Liquidity and Capital Resources

Accounts receivable and other current assets decreased 0.1% from $22,195,580 on December 31, 2007 to $22,172,895 as of September 30, 2008 due primarily to lower sales in the current quarter in comparison to the fourth quarter of 2007.

Inventories decreased 1.8% from $46,463,662 on December 31, 2007 to $45,630,943 as of September 30, 2008 as we have continued to focus our efforts on inventory reduction.

Accounts payable decreased 18.4% from $6,635,412 on December 31, 2007 to $5,411,924 on September 30, 2008 primarily due to lower inventory purchases as we have continued to focus on inventory reduction.

Other current liabilities increased 28.4% from $2,549,680 on December 31, 2007 to $3,273,196 on September 30, 2008 primarily due to increased accruals for salaries and wages due to the timing of the end of the respective periods.

Other long-term liabilities increased 5.3% from $603,000 on December 31, 2007 to $635,000 on September 30, 2008 as a result of an increase in the accruals for uncertain tax positions.

Cash and cash equivalents decreased by $550,616 from $769,715 on December 31, 2007 to $219,099 as of September 30, 2008. The Company generated $5,815,098 in cash from operating activities, and utilized $1,663,597 in investing activities primarily related to net fixed asset additions of $1,990,167 which were offset by proceeds from sale of assets held for sale of $234,000, and used $4,702,117 in financing activities. Financing activities included the payment of cash dividends as discussed below, net proceeds from long-term debt of $328,676, offset by the reacquisition of the Company's common stock of $2,386,114. The Company is in full compliance with all terms, conditions and covenants of the various credit agreements.

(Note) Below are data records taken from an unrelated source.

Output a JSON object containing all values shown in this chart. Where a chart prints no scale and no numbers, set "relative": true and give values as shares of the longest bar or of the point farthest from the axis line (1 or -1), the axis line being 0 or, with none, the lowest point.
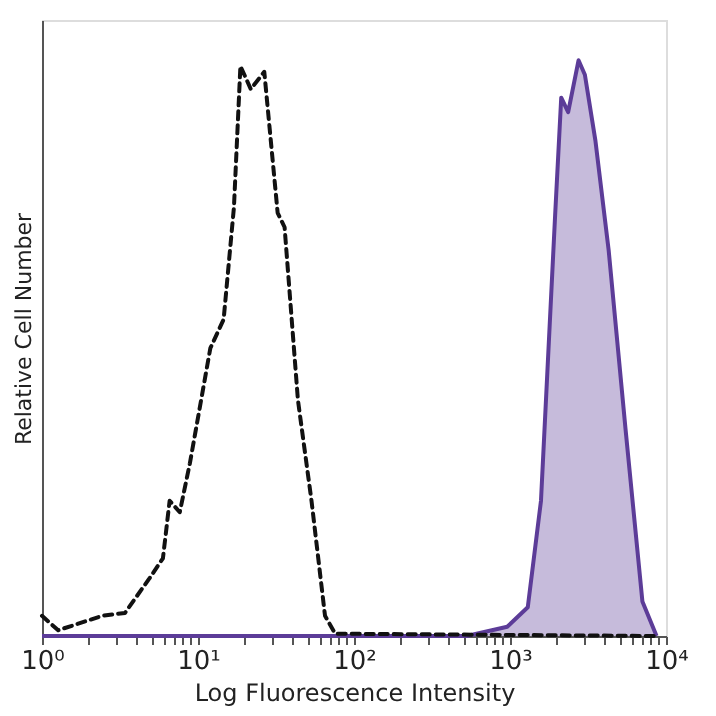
{
  "chart_data": {
    "type": "line",
    "xlabel": "Log Fluorescence Intensity",
    "ylabel": "Relative Cell Number",
    "relative": true,
    "log": "x",
    "grid": false,
    "legend": false,
    "xlim": [
      1,
      10000
    ],
    "xticks": [
      {
        "value": 1,
        "label": "10⁰"
      },
      {
        "value": 2,
        "label": null
      },
      {
        "value": 3,
        "label": null
      },
      {
        "value": 4,
        "label": null
      },
      {
        "value": 5,
        "label": null
      },
      {
        "value": 6,
        "label": null
      },
      {
        "value": 7,
        "label": null
      },
      {
        "value": 8,
        "label": null
      },
      {
        "value": 9,
        "label": null
      },
      {
        "value": 10,
        "label": "10¹"
      },
      {
        "value": 20,
        "label": null
      },
      {
        "value": 30,
        "label": null
      },
      {
        "value": 40,
        "label": null
      },
      {
        "value": 50,
        "label": null
      },
      {
        "value": 60,
        "label": null
      },
      {
        "value": 70,
        "label": null
      },
      {
        "value": 80,
        "label": null
      },
      {
        "value": 90,
        "label": null
      },
      {
        "value": 100,
        "label": "10²"
      },
      {
        "value": 200,
        "label": null
      },
      {
        "value": 300,
        "label": null
      },
      {
        "value": 400,
        "label": null
      },
      {
        "value": 500,
        "label": null
      },
      {
        "value": 600,
        "label": null
      },
      {
        "value": 700,
        "label": null
      },
      {
        "value": 800,
        "label": null
      },
      {
        "value": 900,
        "label": null
      },
      {
        "value": 1000,
        "label": "10³"
      },
      {
        "value": 2000,
        "label": null
      },
      {
        "value": 3000,
        "label": null
      },
      {
        "value": 4000,
        "label": null
      },
      {
        "value": 5000,
        "label": null
      },
      {
        "value": 6000,
        "label": null
      },
      {
        "value": 7000,
        "label": null
      },
      {
        "value": 8000,
        "label": null
      },
      {
        "value": 9000,
        "label": null
      },
      {
        "value": 10000,
        "label": "10⁴"
      }
    ],
    "series": [
      {
        "type": "area",
        "color": "#5c3c98",
        "x": [
          1,
          528,
          960,
          1300,
          1580,
          1950,
          2130,
          2360,
          2750,
          3020,
          3530,
          4290,
          5500,
          7060,
          8700
        ],
        "values": [
          0,
          0,
          0.016,
          0.05,
          0.235,
          0.735,
          0.935,
          0.91,
          1.0,
          0.975,
          0.86,
          0.67,
          0.36,
          0.06,
          0
        ]
      },
      {
        "line_style": "dashed",
        "color": "#111111",
        "x": [
          1,
          1.27,
          2.43,
          3.4,
          4.88,
          5.96,
          6.58,
          7.64,
          8.87,
          12.0,
          14.6,
          17.0,
          18.7,
          21.8,
          26.6,
          32.4,
          35.9,
          43.7,
          53.4,
          65.2,
          75.8,
          8700
        ],
        "values": [
          0.035,
          0.01,
          0.035,
          0.04,
          0.1,
          0.135,
          0.235,
          0.215,
          0.3,
          0.5,
          0.55,
          0.745,
          0.99,
          0.95,
          0.98,
          0.735,
          0.71,
          0.41,
          0.235,
          0.035,
          0.004,
          0
        ]
      }
    ]
  }
}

In the foreseeable future, the Company will continue its ongoing capital expenditure program designed to maintain and improve its facilities. The Company at all times evaluates its capital expenditure program in light of prevailing economic conditions.

During the nine months ended September 30, 2008 and 2007, respectively, the Company paid cash dividends of approximately $2,674,000 and $2,691,000. The Company reacquired 256,152 shares of its common stock in the nine-month period ended September 30, 2008 at a total cost of $2,386,114. The Company did not reacquire any shares of its common stock in the nine-month period ended September 30, 2007. The Company anticipates that it will continue to pay dividends and that it will repurchase and retire additional shares of its common stock in the future as financial conditions permit.

The Company believes that its cash flow from operating activities together with other capital resources and funds from credit sources will be adequate to meet all of its funding requirements for the remainder of the year and for the foreseeable future.